Everyone is looking for ways to help the grieving community. One aspiring political cartoonist is evening putting politics aside and is doing his part to bring the community together.

“It’s just so sad to see something so tragic happen in our city,” says Michael Nunez, an artist from El Paso.

Nunez is using his grief to create what he knows best.

“It’s not so much that I don’t have emotion,” he says. “It’s that it’s contained, and it has to come out some way and it always out in art.”

Nunez began drawing.

“Once I knew everyone was OK that I knew, immediate family, I just started drawing,” he says. “The first thing that came to my head was the amigo man crying, but then it grew into two other people the mascots.”

He says the artwork represents the El Paso people.

“It shows the community coming together, not just one mascot but multiple mascots,” he explains.

For Nunez, this cartoon isn’t about politics.

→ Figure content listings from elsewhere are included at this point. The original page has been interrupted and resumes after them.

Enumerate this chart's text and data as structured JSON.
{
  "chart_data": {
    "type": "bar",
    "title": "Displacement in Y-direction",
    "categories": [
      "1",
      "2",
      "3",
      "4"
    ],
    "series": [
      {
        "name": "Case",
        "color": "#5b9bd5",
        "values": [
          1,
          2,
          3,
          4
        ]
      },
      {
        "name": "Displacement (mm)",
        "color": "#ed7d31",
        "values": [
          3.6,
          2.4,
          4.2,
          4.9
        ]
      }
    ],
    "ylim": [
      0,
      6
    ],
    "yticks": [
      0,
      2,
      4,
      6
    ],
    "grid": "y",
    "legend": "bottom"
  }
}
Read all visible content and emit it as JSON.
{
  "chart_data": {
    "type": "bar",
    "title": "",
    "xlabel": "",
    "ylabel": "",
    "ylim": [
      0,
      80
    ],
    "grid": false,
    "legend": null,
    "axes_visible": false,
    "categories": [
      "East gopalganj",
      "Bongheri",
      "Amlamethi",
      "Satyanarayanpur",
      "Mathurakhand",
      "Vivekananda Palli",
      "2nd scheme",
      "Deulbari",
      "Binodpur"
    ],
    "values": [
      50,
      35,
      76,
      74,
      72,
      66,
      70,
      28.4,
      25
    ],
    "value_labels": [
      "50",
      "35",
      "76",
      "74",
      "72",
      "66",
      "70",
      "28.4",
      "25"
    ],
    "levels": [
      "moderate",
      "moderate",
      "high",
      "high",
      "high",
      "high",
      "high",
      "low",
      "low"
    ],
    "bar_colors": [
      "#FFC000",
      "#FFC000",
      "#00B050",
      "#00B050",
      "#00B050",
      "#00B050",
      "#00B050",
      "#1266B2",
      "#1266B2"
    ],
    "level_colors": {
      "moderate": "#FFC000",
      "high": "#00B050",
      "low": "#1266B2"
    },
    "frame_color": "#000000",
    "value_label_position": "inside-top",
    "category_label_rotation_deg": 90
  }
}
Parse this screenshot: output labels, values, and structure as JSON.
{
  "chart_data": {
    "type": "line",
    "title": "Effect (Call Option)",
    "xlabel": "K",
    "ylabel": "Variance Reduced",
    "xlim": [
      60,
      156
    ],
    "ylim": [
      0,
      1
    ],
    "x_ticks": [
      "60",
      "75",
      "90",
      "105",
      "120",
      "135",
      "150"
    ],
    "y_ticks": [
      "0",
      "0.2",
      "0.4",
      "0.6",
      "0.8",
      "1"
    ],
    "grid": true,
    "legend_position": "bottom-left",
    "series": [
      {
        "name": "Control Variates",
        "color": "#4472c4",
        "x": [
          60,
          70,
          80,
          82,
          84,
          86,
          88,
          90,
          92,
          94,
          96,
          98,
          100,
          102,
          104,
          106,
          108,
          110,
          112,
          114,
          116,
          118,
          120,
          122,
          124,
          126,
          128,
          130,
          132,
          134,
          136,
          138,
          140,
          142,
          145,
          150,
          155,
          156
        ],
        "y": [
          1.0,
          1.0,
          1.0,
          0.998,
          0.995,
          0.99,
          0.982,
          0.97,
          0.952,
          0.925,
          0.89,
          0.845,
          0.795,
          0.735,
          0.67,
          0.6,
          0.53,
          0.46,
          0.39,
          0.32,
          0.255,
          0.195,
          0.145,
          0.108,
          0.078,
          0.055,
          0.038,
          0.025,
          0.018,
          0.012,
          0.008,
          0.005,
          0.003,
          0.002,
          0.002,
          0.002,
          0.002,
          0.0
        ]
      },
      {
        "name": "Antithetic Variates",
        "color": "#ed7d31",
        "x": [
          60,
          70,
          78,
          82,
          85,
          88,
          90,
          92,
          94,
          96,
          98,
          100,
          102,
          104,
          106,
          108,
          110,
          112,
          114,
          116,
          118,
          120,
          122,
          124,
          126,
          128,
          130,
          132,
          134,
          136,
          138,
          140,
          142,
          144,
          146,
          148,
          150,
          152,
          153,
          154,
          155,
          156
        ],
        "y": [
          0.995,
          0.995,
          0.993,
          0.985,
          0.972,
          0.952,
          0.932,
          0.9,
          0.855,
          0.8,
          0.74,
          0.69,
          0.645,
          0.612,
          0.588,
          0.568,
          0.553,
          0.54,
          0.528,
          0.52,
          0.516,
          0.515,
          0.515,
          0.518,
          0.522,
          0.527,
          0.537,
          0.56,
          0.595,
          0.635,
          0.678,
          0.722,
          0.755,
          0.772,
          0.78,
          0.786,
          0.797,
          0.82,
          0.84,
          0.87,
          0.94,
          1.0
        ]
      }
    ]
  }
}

“It was emotional. It was a sentiment. It was a concept that I felt captures what we were feeling as a community, coming together and mourning,” he says.

Nunez believes healing can be drawn from art.

“As a community, everybody gravitates towards it because it’s exactly what they’re feeling,” he says. “They can relate to it.”

Art has no borders, and Nunez hopes it can start to draw a bridge to a different discussion.

“Hatred like that is ignorant,” he says. “The way to correct that is to open our eyes.”

Nunez plans to sell his art for t-shirts and plans to donate all the funds to the families affected by this tragedy.